Moving to Germany
Germany is a federal parliamentary republic in western-central Europe. It consists of 16 constituent states, which retain limited sovereignty, and covers an area of 357,021 square kilometres (137,847 sq mi) with a largely temperate seasonal climate. Its capital and largest city is Berlin.
As you travel through Germany, you’ll have plenty of brushes with genius, but Germany’s storybook landscapes will leave a large imprint in your memories. There’s something undeniably artistic in the way the scenery unfolds – the corrugated, dune-fringed coasts of the north, the moody forests, romantic river valleys and vast vineyards of central Germany’s backbone, the splendour of the Alps, carved into rugged glory by glaciers and the elements. As much fun as it may be to rev up the engines on the autobahn, getting off the highway lets you soak up the epic scenery that makes each delicious, slow, winding mile so precious.

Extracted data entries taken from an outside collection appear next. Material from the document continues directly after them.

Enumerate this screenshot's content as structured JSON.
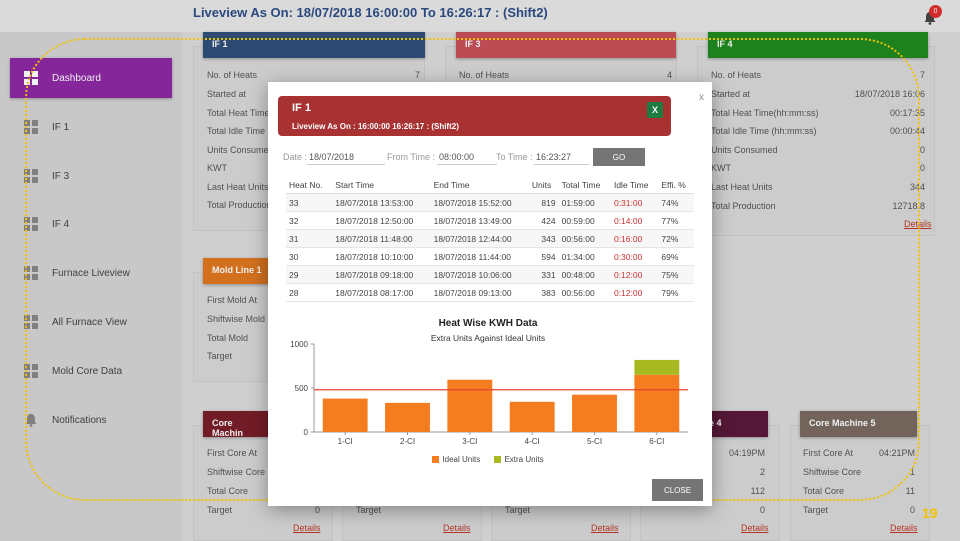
{
  "header": {
    "title": "Liveview As On: 18/07/2018 16:00:00 To 16:26:17   : (Shift2)",
    "notifications_count": "0"
  },
  "sidebar": {
    "items": [
      {
        "label": "Dashboard",
        "icon": "grid-icon",
        "active": true
      },
      {
        "label": "IF 1",
        "icon": "grid-icon"
      },
      {
        "label": "IF 3",
        "icon": "grid-icon"
      },
      {
        "label": "IF 4",
        "icon": "grid-icon"
      },
      {
        "label": "Furnace Liveview",
        "icon": "grid-icon"
      },
      {
        "label": "All Furnace View",
        "icon": "grid-icon"
      },
      {
        "label": "Mold Core Data",
        "icon": "grid-icon"
      },
      {
        "label": "Notifications",
        "icon": "bell-icon"
      }
    ]
  },
  "cards": {
    "if1": {
      "title": "IF 1",
      "color": "#2f4f7a",
      "rows": [
        "No. of Heats",
        "Started at",
        "Total Heat Time",
        "Total Idle Time",
        "Units Consume",
        "KWT",
        "Last Heat Units",
        "Total Production"
      ],
      "values": [
        "7"
      ]
    },
    "if3": {
      "title": "IF 3",
      "color": "#c8505a",
      "rows": [
        "No. of Heats"
      ],
      "values": [
        "4"
      ]
    },
    "if4": {
      "title": "IF 4",
      "color": "#1f8a1f",
      "rows": [
        "No. of Heats",
        "Started at",
        "Total Heat Time(hh:mm:ss)",
        "Total Idle Time (hh:mm:ss)",
        "Units Consumed",
        "KWT",
        "Last Heat Units",
        "Total Production"
      ],
      "values": [
        "7",
        "18/07/2018 16:06",
        "00:17:35",
        "00:00:44",
        "0",
        "0",
        "344",
        "12718.8"
      ],
      "details": "Details"
    },
    "mold1": {
      "title": "Mold Line 1",
      "color": "#e07820",
      "rows": [
        "First Mold At",
        "Shiftwise Mold",
        "Total Mold",
        "Target"
      ]
    },
    "core1": {
      "title": "Core Machin",
      "color": "#7a1e2a",
      "rows": [
        "First Core At",
        "Shiftwise Core",
        "Total Core",
        "Target"
      ],
      "values": [
        "0"
      ],
      "details": "Details"
    },
    "core2": {
      "rows": [
        "Target"
      ],
      "values": [
        "0"
      ],
      "details": "Details"
    },
    "core3": {
      "rows": [
        "Target"
      ],
      "values": [
        "0"
      ],
      "details": "Details"
    },
    "core4": {
      "title": "e 4",
      "color": "#5a1a3a",
      "values": [
        "04:19PM",
        "2",
        "112",
        "0"
      ],
      "details": "Details"
    },
    "core5": {
      "title": "Core Machine 5",
      "color": "#7a6b60",
      "rows": [
        "First Core At",
        "Shiftwise Core",
        "Total Core",
        "Target"
      ],
      "values": [
        "04:21PM",
        "1",
        "11",
        "0"
      ],
      "details": "Details"
    }
  },
  "slide_number": "19",
  "modal": {
    "close_x": "x",
    "title": "IF 1",
    "subtitle": "Liveview As On : 16:00:00  16:26:17 : (Shift2)",
    "excel_label": "X",
    "filters": {
      "date_label": "Date :",
      "date_value": "18/07/2018",
      "from_label": "From Time :",
      "from_value": "08:00:00",
      "to_label": "To Time :",
      "to_value": "16:23:27",
      "go_label": "GO"
    },
    "table": {
      "headers": [
        "Heat No.",
        "Start Time",
        "End Time",
        "Units",
        "Total Time",
        "Idle Time",
        "Effi. %"
      ],
      "rows": [
        [
          "33",
          "18/07/2018 13:53:00",
          "18/07/2018 15:52:00",
          "819",
          "01:59:00",
          "0:31:00",
          "74%"
        ],
        [
          "32",
          "18/07/2018 12:50:00",
          "18/07/2018 13:49:00",
          "424",
          "00:59:00",
          "0:14:00",
          "77%"
        ],
        [
          "31",
          "18/07/2018 11:48:00",
          "18/07/2018 12:44:00",
          "343",
          "00:56:00",
          "0:16:00",
          "72%"
        ],
        [
          "30",
          "18/07/2018 10:10:00",
          "18/07/2018 11:44:00",
          "594",
          "01:34:00",
          "0:30:00",
          "69%"
        ],
        [
          "29",
          "18/07/2018 09:18:00",
          "18/07/2018 10:06:00",
          "331",
          "00:48:00",
          "0:12:00",
          "75%"
        ],
        [
          "28",
          "18/07/2018 08:17:00",
          "18/07/2018 09:13:00",
          "383",
          "00:56:00",
          "0:12:00",
          "79%"
        ]
      ]
    },
    "close_label": "CLOSE"
  },
  "chart_data": {
    "type": "bar",
    "title": "Heat Wise KWH Data",
    "subtitle": "Extra Units Against Ideal Units",
    "categories": [
      "1-CI",
      "2-CI",
      "3-CI",
      "4-CI",
      "5-CI",
      "6-CI"
    ],
    "series": [
      {
        "name": "Ideal Units",
        "values": [
          380,
          331,
          594,
          343,
          424,
          650
        ],
        "color": "#f57c1f"
      },
      {
        "name": "Extra Units",
        "values": [
          0,
          0,
          0,
          0,
          0,
          169
        ],
        "color": "#a8b820"
      }
    ],
    "reference_line": 480,
    "ylim": [
      0,
      1000
    ],
    "yticks": [
      "0",
      "500",
      "1000"
    ],
    "stacked": true
  }
}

The currency used in Germany is the Euro (1 Euro = 100 cents).
Currency Coins: €01, €0.02, €0.05, €0.10, €0.20, €0.50, €1, €2
Currency Notes: €5, €10, €20, €50, €100, €200, €500
Germany’s climate is moderate and has generally no long periods of cold or hot weather. Maritime and continental climates predominate over most of the country with the Alpine regions of the south having a mountain climate.
Northwestern and coastal Germany have a maritime influenced climate which is characterized by warm summers and mild cloudy winters. Inland Germany has a continental climate marked by greater seasonal variations in temperature, with warmer summers and colder winters.
Languages and Culture
The official language in Germany is German, with more than 95 percent of the population speaking German as their first language. Other languages spoken include Sorbian in Eastern Germany, Frisian, spoken around the Rhine estuary and Danish which is primarily spoken along the Danish border. Turkish and Kurdish are also spoken.

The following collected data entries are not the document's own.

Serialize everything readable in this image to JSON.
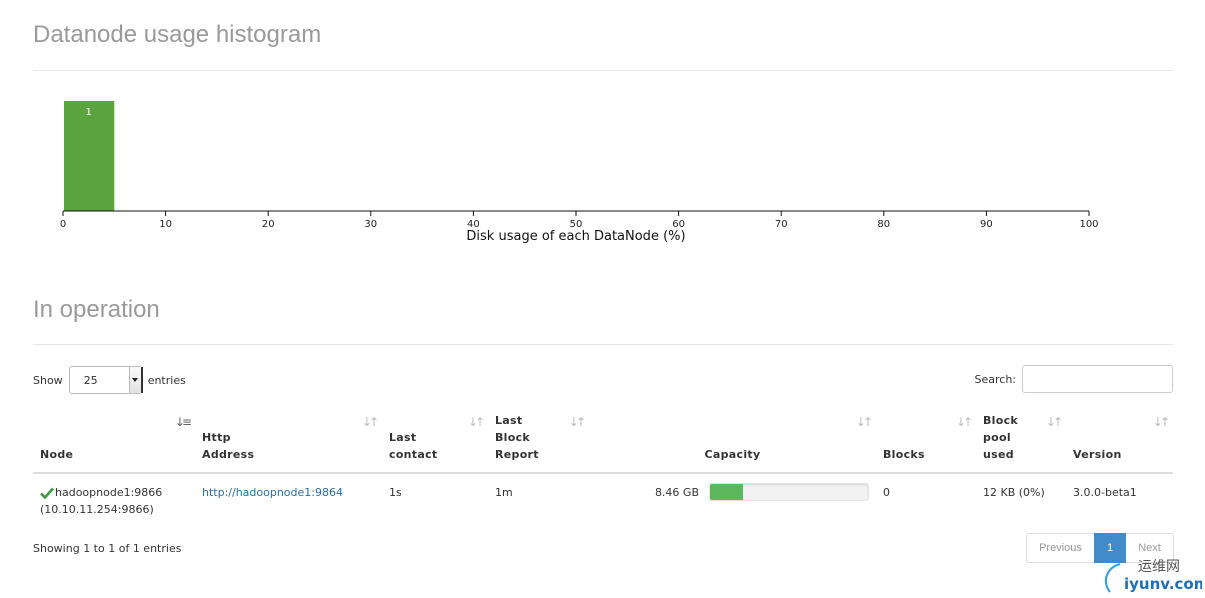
{
  "histogram": {
    "title": "Datanode usage histogram",
    "chart_data": {
      "type": "bar",
      "title": "",
      "xlabel": "Disk usage of each DataNode (%)",
      "ylabel": "",
      "xlim": [
        0,
        100
      ],
      "xticks": [
        0,
        10,
        20,
        30,
        40,
        50,
        60,
        70,
        80,
        90,
        100
      ],
      "bins": [
        [
          0,
          5
        ]
      ],
      "values": [
        1
      ],
      "ylim": [
        0,
        1
      ],
      "grid": false,
      "bar_color": "#5aa33f"
    }
  },
  "operation": {
    "title": "In operation",
    "show_label": "Show",
    "page_length": "25",
    "entries_label": "entries",
    "search_label": "Search:",
    "search_value": "",
    "columns": [
      {
        "lines": [
          "Node"
        ]
      },
      {
        "lines": [
          "Http",
          "Address"
        ]
      },
      {
        "lines": [
          "Last",
          "contact"
        ]
      },
      {
        "lines": [
          "Last",
          "Block",
          "Report"
        ]
      },
      {
        "lines": [
          "Capacity"
        ]
      },
      {
        "lines": [
          "Blocks"
        ]
      },
      {
        "lines": [
          "Block",
          "pool",
          "used"
        ]
      },
      {
        "lines": [
          "Version"
        ]
      }
    ],
    "rows": [
      {
        "node": "hadoopnode1:9866",
        "node_ip": "(10.10.11.254:9866)",
        "http_address": "http://hadoopnode1:9864",
        "last_contact": "1s",
        "last_block_report": "1m",
        "capacity": "8.46 GB",
        "capacity_used_fraction": 0.21,
        "blocks": "0",
        "block_pool_used": "12 KB (0%)",
        "version": "3.0.0-beta1"
      }
    ],
    "info": "Showing 1 to 1 of 1 entries",
    "pagination": {
      "previous": "Previous",
      "current": "1",
      "next": "Next"
    }
  },
  "colors": {
    "accent": "#428bca",
    "success": "#5cb85c",
    "histogram_bar": "#5aa33f",
    "link": "#2a6ea5"
  },
  "watermark": {
    "text_cn": "运维网",
    "text_url": "iyunv.com"
  }
}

The German nationals place a high priority on structure, privacy and punctuality. They love to plan and know what they are doing at a specific time on a specific day.

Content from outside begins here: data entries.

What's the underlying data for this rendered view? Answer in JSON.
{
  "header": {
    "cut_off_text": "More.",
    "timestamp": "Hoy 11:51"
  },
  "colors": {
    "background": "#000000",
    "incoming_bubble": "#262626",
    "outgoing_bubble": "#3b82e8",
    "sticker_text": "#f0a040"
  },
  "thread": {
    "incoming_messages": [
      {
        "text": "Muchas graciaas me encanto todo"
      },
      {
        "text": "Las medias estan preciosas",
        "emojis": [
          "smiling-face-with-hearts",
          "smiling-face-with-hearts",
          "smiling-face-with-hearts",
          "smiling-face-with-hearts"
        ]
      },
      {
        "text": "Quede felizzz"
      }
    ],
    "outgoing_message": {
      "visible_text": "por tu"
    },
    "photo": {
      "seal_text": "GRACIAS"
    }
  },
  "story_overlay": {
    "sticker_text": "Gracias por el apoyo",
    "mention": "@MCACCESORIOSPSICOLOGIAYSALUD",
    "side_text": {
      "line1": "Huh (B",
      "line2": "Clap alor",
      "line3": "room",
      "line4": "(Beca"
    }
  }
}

Rules and regulations are valued in Germany and their people tend to adhere to rules quite strictly. German nationals see regulations as necessary in allowing people to know what is expected on them. Expatriates and their families should not be offended if someone corrects their behaviour, for instance telling them that they have parked incorrectly. Policing one another is seen as a social duty in Germany.